Douglas Hannant

NEW YORK, February 1, 2007
By Nicole Phelps
With his girls Debbie Bancroft, Valesca Guerrand-Hermès, and Lorraine Bracco perched in the front row, Douglas Hannant sent out a tenth-anniversary collection full of expensive-looking little skirt suits and endlessly bejeweled evening confections that appeal to women of a certain zip code—and upon which he's built his label. Taking the Renaissance as an inspiration, the designer inserted corsetry laces in the side seams of a fitted velvet jacket and at the back of a strapless gown. Cocktail dresses in metallic tweed came with puffed poet's sleeves or a tucked ruffle at the hem. And tiny silk Fortuny pleats cascaded from a ruff accented with a contrasting velvet bow.

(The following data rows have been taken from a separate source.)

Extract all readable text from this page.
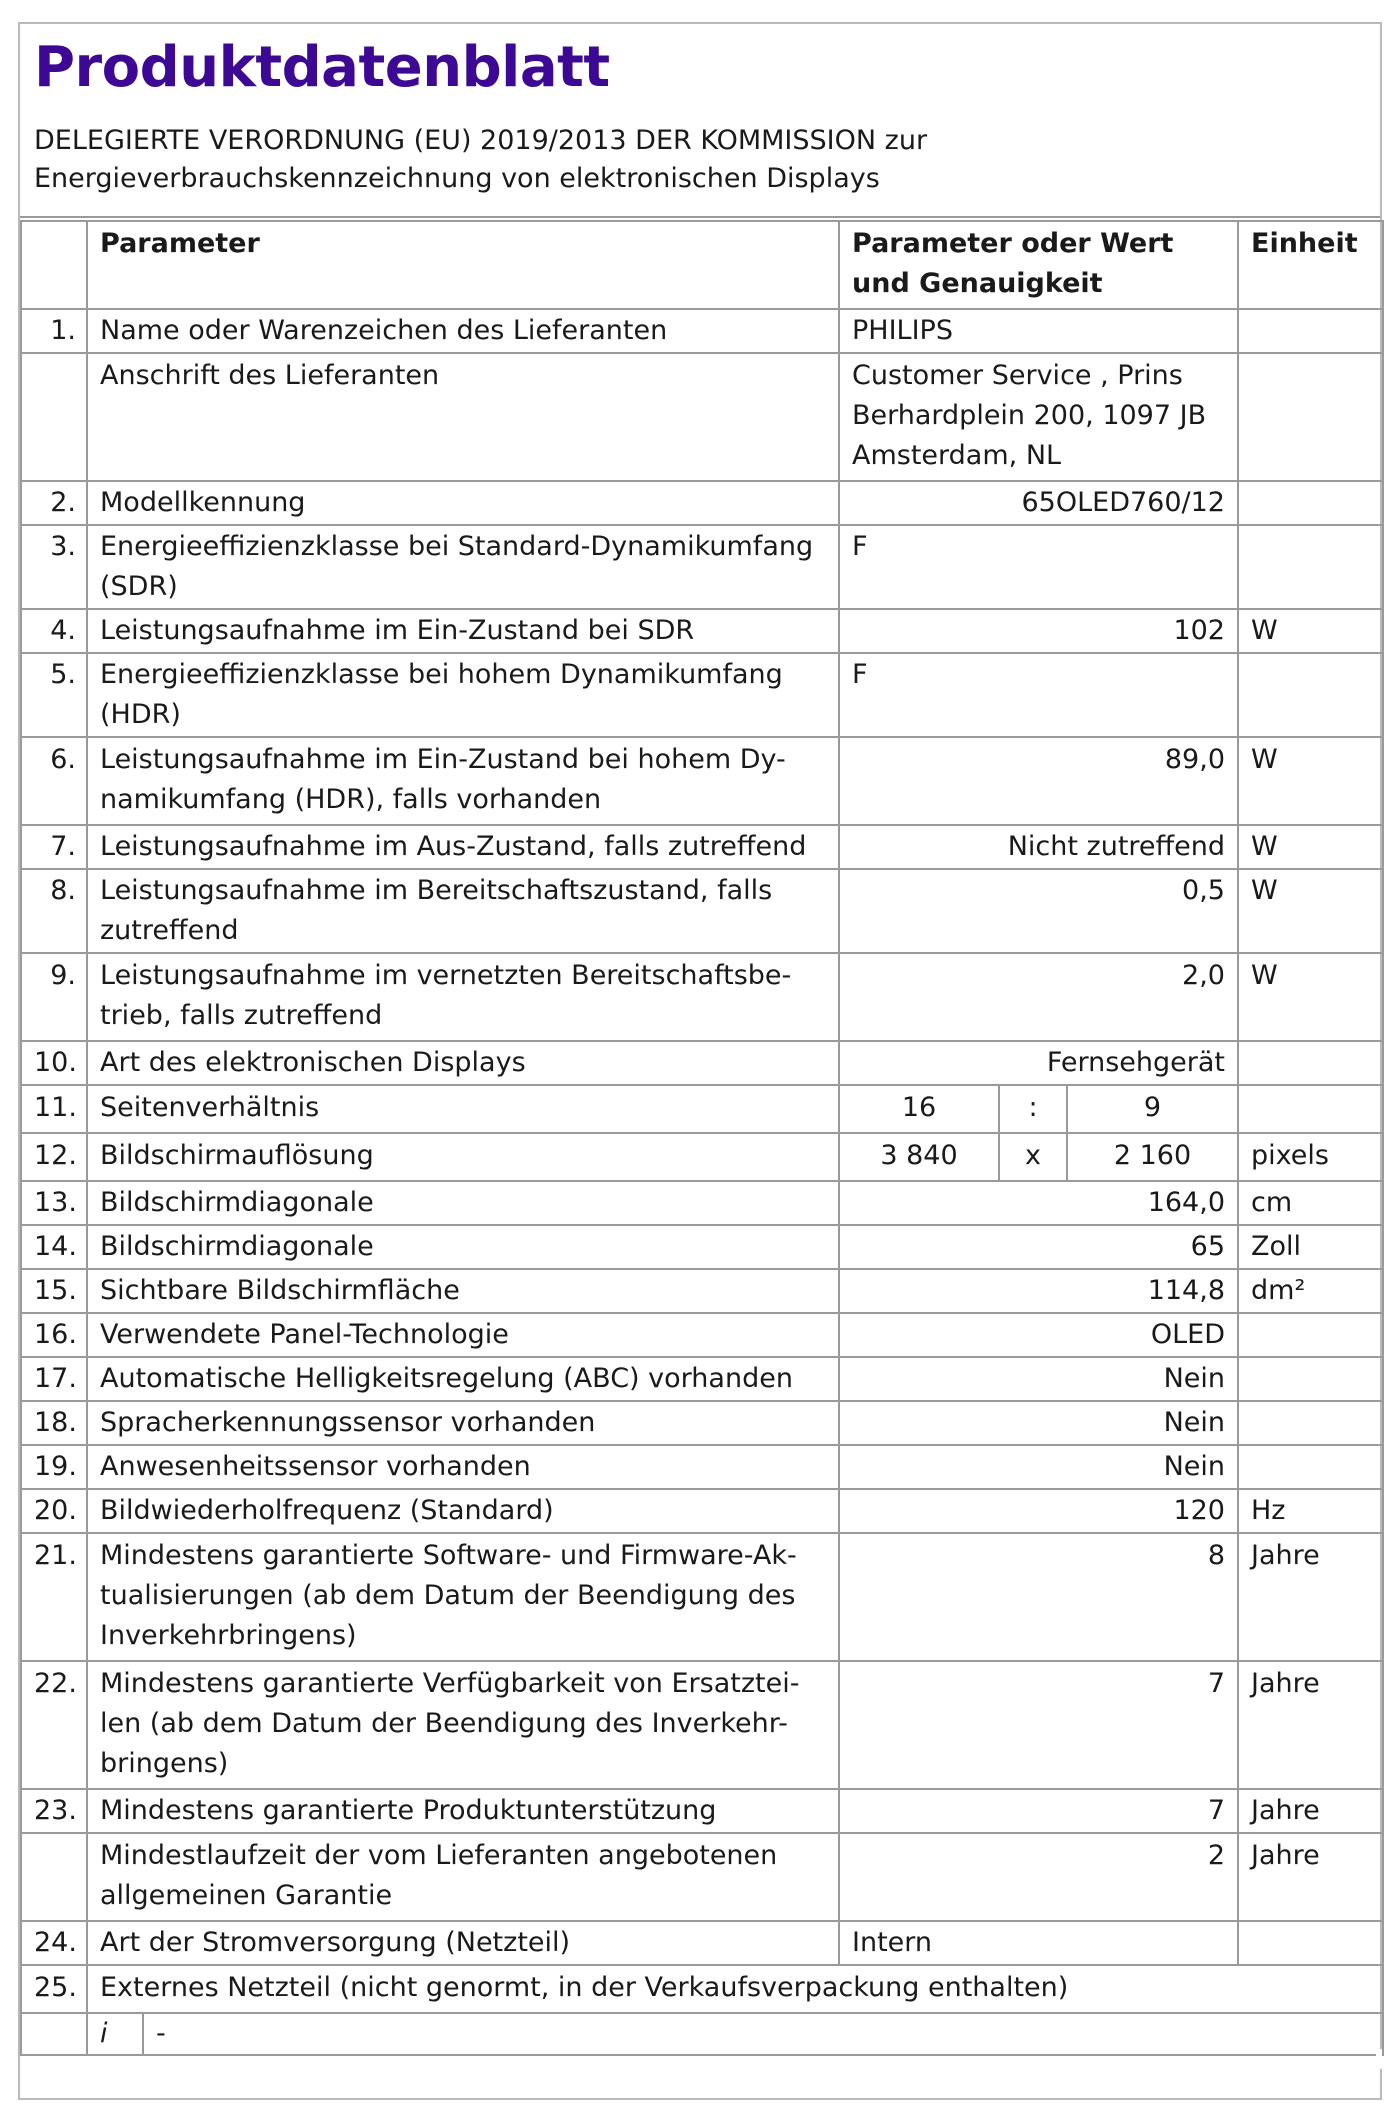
Produktdatenblatt
DELEGIERTE VERORDNUNG (EU) 2019/2013 DER KOMMISSION zur
Energieverbrauchskennzeichnung von elektronischen Displays
	Parameter	Parameter oder Wert und Genauigkeit			Einheit
1.	Name oder Warenzeichen des Lieferanten	PHILIPS			
	Anschrift des Lieferanten	Customer Service , Prins Berhardplein 200, 1097 JB Amsterdam, NL			
2.	Modellkennung	65OLED760/12			
3.	Energieeffizienzklasse bei Standard-Dynamikumfang (SDR)	F			
4.	Leistungsaufnahme im Ein-Zustand bei SDR	102			W
5.	Energieeffizienzklasse bei hohem Dynamikumfang (HDR)	F			
6.	Leistungsaufnahme im Ein-Zustand bei hohem Dy-namikumfang (HDR), falls vorhanden	89,0			W
7.	Leistungsaufnahme im Aus-Zustand, falls zutreffend	Nicht zutreffend			W
8.	Leistungsaufnahme im Bereitschaftszustand, falls zutreffend	0,5			W
9.	Leistungsaufnahme im vernetzten Bereitschaftsbe-trieb, falls zutreffend	2,0			W
10.	Art des elektronischen Displays	Fernsehgerät			
11.	Seitenverhältnis	16	:	9	
12.	Bildschirmauflösung	3 840	x	2 160	pixels
13.	Bildschirmdiagonale	164,0			cm
14.	Bildschirmdiagonale	65			Zoll
15.	Sichtbare Bildschirmfläche	114,8			dm²
16.	Verwendete Panel-Technologie	OLED			
17.	Automatische Helligkeitsregelung (ABC) vorhanden	Nein			
18.	Spracherkennungssensor vorhanden	Nein			
19.	Anwesenheitssensor vorhanden	Nein			
20.	Bildwiederholfrequenz (Standard)	120			Hz
21.	Mindestens garantierte Software- und Firmware-Ak-tualisierungen (ab dem Datum der Beendigung des Inverkehrbringens)	8			Jahre
22.	Mindestens garantierte Verfügbarkeit von Ersatztei-len (ab dem Datum der Beendigung des Inverkehr-bringens)	7			Jahre
23.	Mindestens garantierte Produktunterstützung	7			Jahre
	Mindestlaufzeit der vom Lieferanten angebotenen allgemeinen Garantie	2			Jahre
24.	Art der Stromversorgung (Netzteil)	Intern			
25.	Externes Netzteil (nicht genormt, in der Verkaufsverpackung enthalten)				

	i -				
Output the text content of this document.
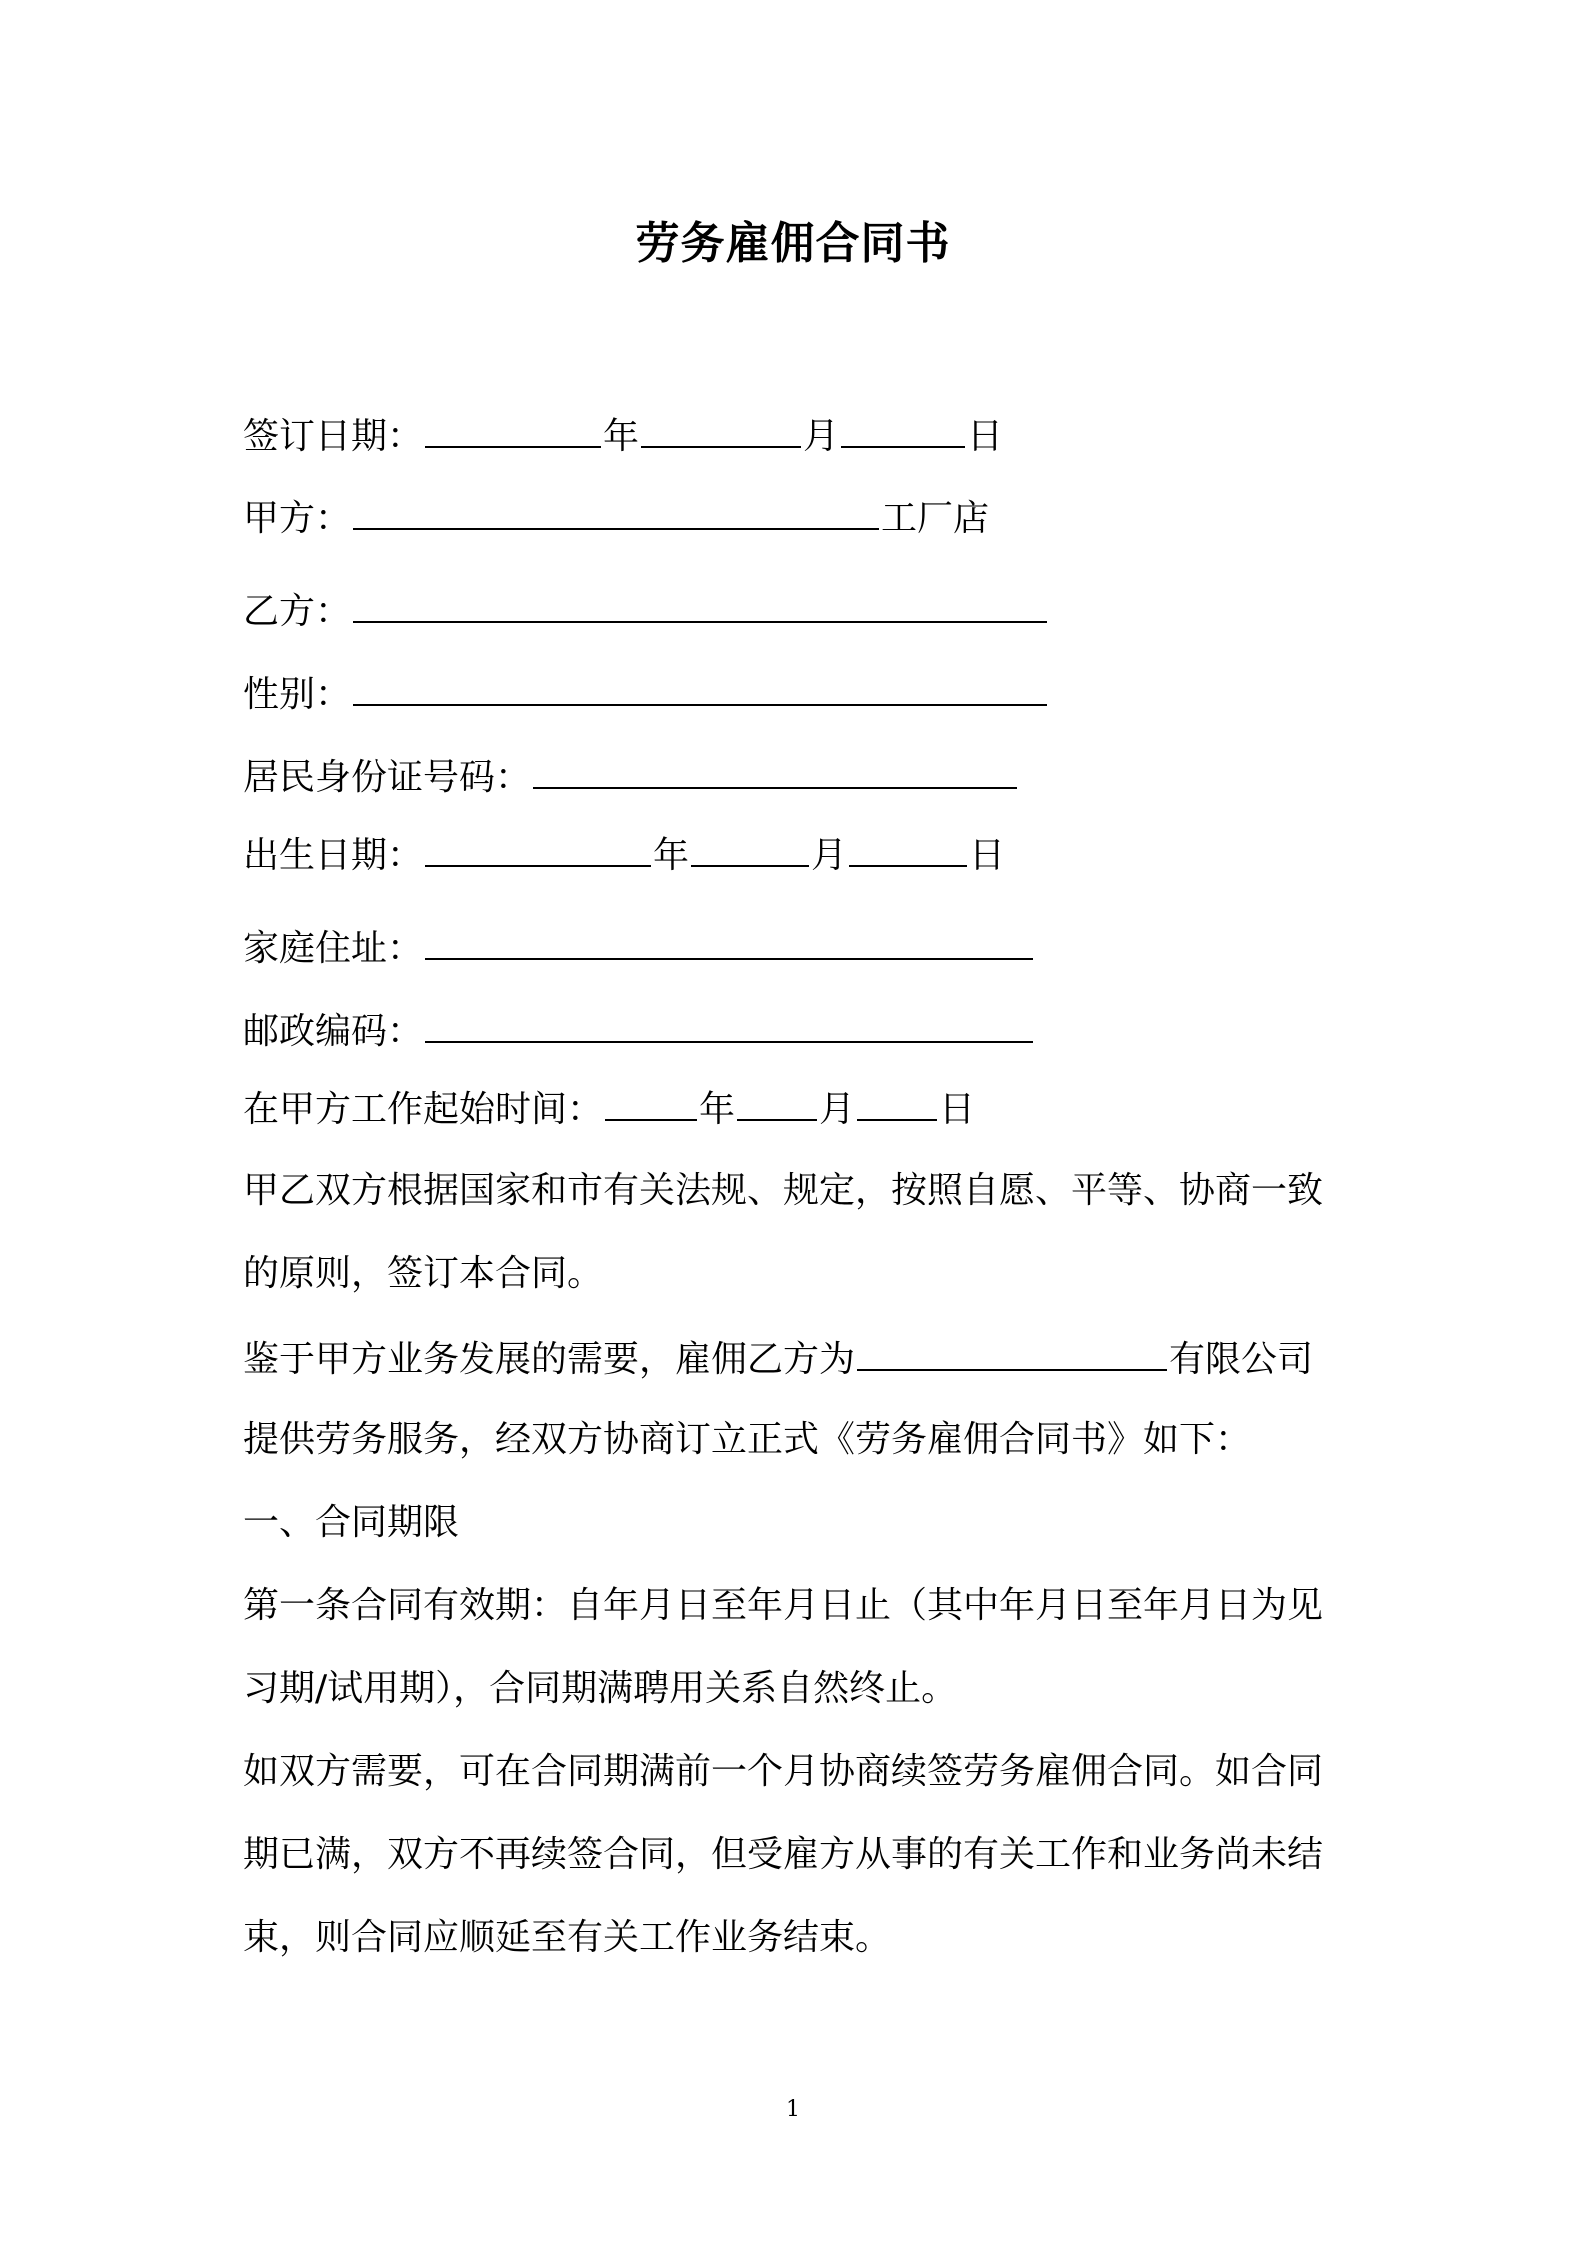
劳务雇佣合同书
签订日期：	年	月	日
甲方：	工厂店
乙方：
性别：
居民身份证号码：
出生日期：	年	月	日
家庭住址：
邮政编码：
在甲方工作起始时间：	年 月 日
甲乙双方根据国家和市有关法规、规定，按照自愿、平等、协商一致
的原则，签订本合同。
鉴于甲方业务发展的需要，雇佣乙方为	有限公司
提供劳务服务，经双方协商订立正式《劳务雇佣合同书》如下：
一、合同期限
第一条合同有效期：自年月日至年月日止（其中年月日至年月日为见
习期/试用期），合同期满聘用关系自然终止。
如双方需要，可在合同期满前一个月协商续签劳务雇佣合同。如合同
期已满，双方不再续签合同，但受雇方从事的有关工作和业务尚未结
束，则合同应顺延至有关工作业务结束。
1
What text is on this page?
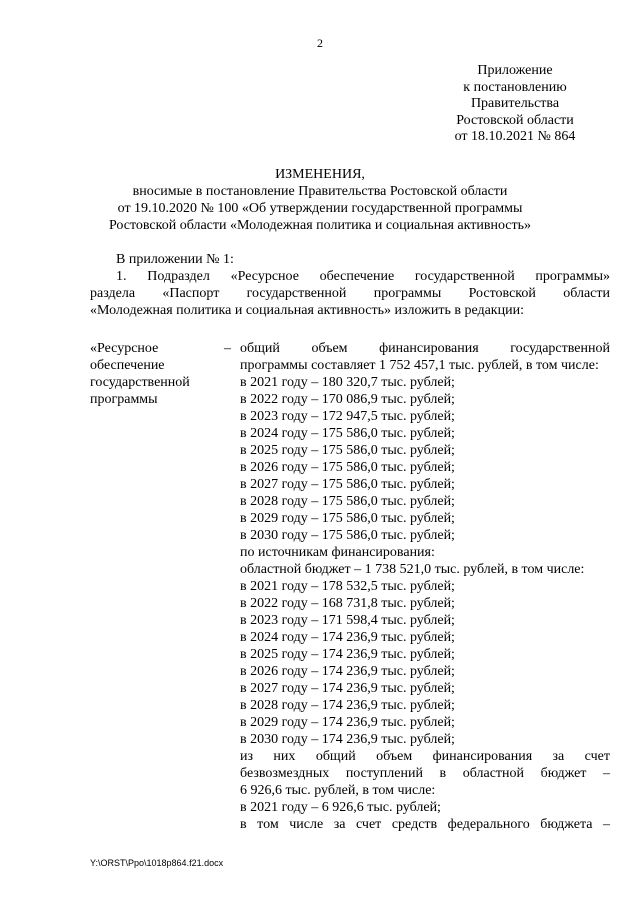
2
Приложение
к постановлению
Правительства
Ростовской области
от 18.10.2021 № 864
ИЗМЕНЕНИЯ,
вносимые в постановление Правительства Ростовской области
от 19.10.2020 № 100 «Об утверждении государственной программы
Ростовской области «Молодежная политика и социальная активность»
В приложении № 1:
1. Подраздел «Ресурсное обеспечение государственной программы»
раздела «Паспорт государственной программы Ростовской области
«Молодежная политика и социальная активность» изложить в редакции:
«Ресурсное
обеспечение
государственной
программы
– общий объем финансирования государственной
программы составляет 1 752 457,1 тыс. рублей, в том числе:
в 2021 году – 180 320,7 тыс. рублей;
в 2022 году – 170 086,9 тыс. рублей;
в 2023 году – 172 947,5 тыс. рублей;
в 2024 году – 175 586,0 тыс. рублей;
в 2025 году – 175 586,0 тыс. рублей;
в 2026 году – 175 586,0 тыс. рублей;
в 2027 году – 175 586,0 тыс. рублей;
в 2028 году – 175 586,0 тыс. рублей;
в 2029 году – 175 586,0 тыс. рублей;
в 2030 году – 175 586,0 тыс. рублей;
по источникам финансирования:
областной бюджет – 1 738 521,0 тыс. рублей, в том числе:
в 2021 году – 178 532,5 тыс. рублей;
в 2022 году – 168 731,8 тыс. рублей;
в 2023 году – 171 598,4 тыс. рублей;
в 2024 году – 174 236,9 тыс. рублей;
в 2025 году – 174 236,9 тыс. рублей;
в 2026 году – 174 236,9 тыс. рублей;
в 2027 году – 174 236,9 тыс. рублей;
в 2028 году – 174 236,9 тыс. рублей;
в 2029 году – 174 236,9 тыс. рублей;
в 2030 году – 174 236,9 тыс. рублей;
из них общий объем финансирования за счет
безвозмездных поступлений в областной бюджет –
6 926,6 тыс. рублей, в том числе:
в 2021 году – 6 926,6 тыс. рублей;
в том числе за счет средств федерального бюджета –
Y:\ORST\Ppo\1018p864.f21.docx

Backstage, the designer explained that the theme stopped at the silhouette, which was lean and modern. "It's time to be sexy again," he said. And so, for good measure, he tossed in a couple of flirty flapper dresses—one in tiers of gold chain fringe, another in black ostrich feathers—and a sequin tunic that in its brevity channeled Edie Sedgwick more than the Mona Lisa. These last had a freshness that, a decade in, suggest Hannant sees the value in wooing a younger social set.